The colony came up in 1970 and was designed by Charles Correa. The Life Insurance Corporation, which had been set up in 1956, offered policy holders the opportunity to buy apartments in the colony once their policies matured. Correa’s design for LIC Colony represented his “idea of ideal living”. This was expressed by such details as terraces, tube-like apartments with large openings on both sides that allowed cross-ventilation and varying apartment sizes that encouraged people of different income groups to live in the same building.
Resident, architect and educator Rohan Shivkumar has captured his experience of growing up in a Correa designed housing complex, the links between architecture and emotion, memories of his childhood and adolescence in a 2019 documentary called ‘Lovely Villa’ which refers to one of the apartment blocks in the LIC Colony built in the city’s Borivali suburb in 1970.
Housing for Citizens
In the 1970s, an insurance policy could get you an apartment in suburban Mumbai. For better or worse, in the early years of Independence, the state saw itself as responsible for the provision of housing for its citizens. There were many schemes and projects that allowed it to experiment with different ideas. One of these was the Own Your Home scheme for policy holders that the LIC Colony was built under. After liberalisation and the state stepping back from the responsibility of providing housing while facilitating private developers to do so, these possibilities disappeared. With profit being the primary motive of developers, the diverse approaches to housing seemed to reduce, with the typical apartment block becoming the default mode through, which many buildings were built. Housing projects began to cater to the aspirations of the middle classes for exclusive apartments – which meant a way for them to distance themselves from the city and its differences, whether they be those of caste, class or religion.
Lovely Villa Movie
The metaphor of architecture allows to see the villa as an imagination of order, it evokes the archetype of the father and by extension the paternalistic nation-state. Correa’s work in housing represented an important moment in Indian architecture and the nation-state. My father came of age in that imagination of the nation.

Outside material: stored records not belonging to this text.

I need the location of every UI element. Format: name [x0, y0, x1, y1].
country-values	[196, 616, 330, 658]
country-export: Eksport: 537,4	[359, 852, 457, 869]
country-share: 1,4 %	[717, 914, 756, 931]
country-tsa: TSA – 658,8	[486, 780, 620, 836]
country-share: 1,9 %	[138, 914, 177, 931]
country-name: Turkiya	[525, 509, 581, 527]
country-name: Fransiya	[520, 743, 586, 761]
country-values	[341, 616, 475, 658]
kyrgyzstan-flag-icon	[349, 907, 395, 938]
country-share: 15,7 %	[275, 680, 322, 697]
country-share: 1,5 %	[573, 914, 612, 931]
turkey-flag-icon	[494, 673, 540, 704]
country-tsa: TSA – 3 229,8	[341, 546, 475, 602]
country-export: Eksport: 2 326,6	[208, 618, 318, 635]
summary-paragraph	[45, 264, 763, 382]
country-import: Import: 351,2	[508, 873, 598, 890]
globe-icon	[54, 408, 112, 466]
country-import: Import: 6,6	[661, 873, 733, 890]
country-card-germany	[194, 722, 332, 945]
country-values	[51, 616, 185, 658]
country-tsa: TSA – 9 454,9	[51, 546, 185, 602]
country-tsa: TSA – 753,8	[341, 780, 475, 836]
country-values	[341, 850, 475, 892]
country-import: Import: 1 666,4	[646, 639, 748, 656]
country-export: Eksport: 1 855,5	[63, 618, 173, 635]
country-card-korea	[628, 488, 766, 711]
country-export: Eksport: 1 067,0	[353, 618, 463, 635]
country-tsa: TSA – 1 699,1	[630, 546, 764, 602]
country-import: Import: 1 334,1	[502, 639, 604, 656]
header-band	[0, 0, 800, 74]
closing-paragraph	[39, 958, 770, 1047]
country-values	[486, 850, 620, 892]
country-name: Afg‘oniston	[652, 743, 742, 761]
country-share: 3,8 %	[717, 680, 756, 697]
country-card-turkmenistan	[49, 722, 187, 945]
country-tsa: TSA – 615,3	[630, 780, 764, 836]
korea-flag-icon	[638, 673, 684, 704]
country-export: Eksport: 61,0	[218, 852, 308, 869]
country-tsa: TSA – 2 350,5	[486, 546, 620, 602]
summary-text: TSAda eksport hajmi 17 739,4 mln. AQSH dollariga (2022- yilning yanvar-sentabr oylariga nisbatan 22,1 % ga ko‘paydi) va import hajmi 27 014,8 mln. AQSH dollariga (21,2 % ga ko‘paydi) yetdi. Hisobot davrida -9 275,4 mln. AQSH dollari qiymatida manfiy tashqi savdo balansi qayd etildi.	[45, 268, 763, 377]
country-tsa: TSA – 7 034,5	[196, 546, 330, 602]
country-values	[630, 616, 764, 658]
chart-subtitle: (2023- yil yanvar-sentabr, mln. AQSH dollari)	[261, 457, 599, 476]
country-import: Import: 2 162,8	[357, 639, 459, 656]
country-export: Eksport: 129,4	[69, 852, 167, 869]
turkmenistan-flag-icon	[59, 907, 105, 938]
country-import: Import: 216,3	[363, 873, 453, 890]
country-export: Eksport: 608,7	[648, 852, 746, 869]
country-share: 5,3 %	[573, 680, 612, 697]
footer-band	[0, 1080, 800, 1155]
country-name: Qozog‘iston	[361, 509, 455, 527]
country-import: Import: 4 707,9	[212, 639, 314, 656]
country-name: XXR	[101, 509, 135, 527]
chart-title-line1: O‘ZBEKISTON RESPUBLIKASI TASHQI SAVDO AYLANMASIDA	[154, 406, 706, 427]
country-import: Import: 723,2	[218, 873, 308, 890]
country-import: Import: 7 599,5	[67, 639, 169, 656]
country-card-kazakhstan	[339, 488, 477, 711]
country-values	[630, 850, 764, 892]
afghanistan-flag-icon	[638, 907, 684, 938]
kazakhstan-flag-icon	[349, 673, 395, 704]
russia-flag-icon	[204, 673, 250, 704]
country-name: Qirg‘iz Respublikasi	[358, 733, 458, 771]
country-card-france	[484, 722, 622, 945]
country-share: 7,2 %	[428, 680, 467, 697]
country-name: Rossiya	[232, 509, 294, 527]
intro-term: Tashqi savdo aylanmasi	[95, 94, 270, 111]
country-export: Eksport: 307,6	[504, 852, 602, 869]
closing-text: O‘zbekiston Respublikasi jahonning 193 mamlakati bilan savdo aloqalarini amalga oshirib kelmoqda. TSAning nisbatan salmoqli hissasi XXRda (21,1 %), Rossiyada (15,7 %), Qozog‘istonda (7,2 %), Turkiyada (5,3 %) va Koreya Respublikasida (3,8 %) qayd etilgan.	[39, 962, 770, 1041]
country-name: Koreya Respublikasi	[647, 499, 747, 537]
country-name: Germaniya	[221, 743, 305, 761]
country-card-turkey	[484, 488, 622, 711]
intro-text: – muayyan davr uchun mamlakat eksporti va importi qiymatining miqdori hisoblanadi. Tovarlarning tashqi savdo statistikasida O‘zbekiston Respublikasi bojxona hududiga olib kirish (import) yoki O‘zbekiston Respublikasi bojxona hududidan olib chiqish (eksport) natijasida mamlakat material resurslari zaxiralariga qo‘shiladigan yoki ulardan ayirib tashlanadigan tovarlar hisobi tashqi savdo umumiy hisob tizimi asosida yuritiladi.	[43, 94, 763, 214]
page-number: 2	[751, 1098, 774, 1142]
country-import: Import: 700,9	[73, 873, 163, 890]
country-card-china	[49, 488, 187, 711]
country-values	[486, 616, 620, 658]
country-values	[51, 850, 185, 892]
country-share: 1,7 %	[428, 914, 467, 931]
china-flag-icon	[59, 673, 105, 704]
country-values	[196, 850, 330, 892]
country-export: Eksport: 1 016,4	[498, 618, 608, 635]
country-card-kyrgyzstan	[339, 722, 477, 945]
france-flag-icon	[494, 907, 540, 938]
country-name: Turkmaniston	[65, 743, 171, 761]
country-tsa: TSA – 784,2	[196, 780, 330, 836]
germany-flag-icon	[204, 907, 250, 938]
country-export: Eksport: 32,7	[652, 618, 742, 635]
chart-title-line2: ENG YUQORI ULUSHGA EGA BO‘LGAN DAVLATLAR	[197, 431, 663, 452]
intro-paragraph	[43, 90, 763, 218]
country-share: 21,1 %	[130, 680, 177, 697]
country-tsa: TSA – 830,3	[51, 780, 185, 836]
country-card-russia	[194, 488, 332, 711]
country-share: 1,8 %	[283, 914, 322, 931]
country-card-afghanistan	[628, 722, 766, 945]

The film was imagined as a kaleidoscopic portrait. There are four kinds of gaze in the film, each with its own distinctive voice and image. The first is the detached conceptual voice that speaks of large, abstract ideas. It sees the community through arcs of history and the philosophical imagination of the nation and home that underpin most architecture. The second voice describes the physical form of the colony. This includes looking at the organisation of spaces and the architectural details that directly shape our day-to-day lives. The third point of view is the personal – descriptive, often nostalgic and sometimes ironic. The fourth point of view is one that is fragmented and disturbed. It emerges from trauma and anxiety, veering between raw self-expression and detached analysis.
Thee First Inhabitants
The first inhabitants of LIC were mostly recent migrants into the city. Today their children have grown up and many have left. Those who continue to stay have had children of their own, and you can see them in the same spaces that we used to play in, although the nature of public life has changed substantially. Some of the spaces that were public have been cordoned off because of security concerns – both real and imagined. The uninterrupted open space, as designed by Correa, allowed one to go from one end of the colony to the other without crossing the main road. That has been broken up into fragments. This has meant that many of these spaces that were maintained because of the public presence in them are now disused and overgrown.
When we were growing up, it was common to see much more wildlife in the colony, including the odd snake. Many of the open-to-sky terraces have been covered up by families wanting more internal space for living. But even now, some of the main public spaces of the colony continue to be hubs where community activities take place. The core design principles seem to have been able to retain the unusually green open spaces that give the colony its unique identity.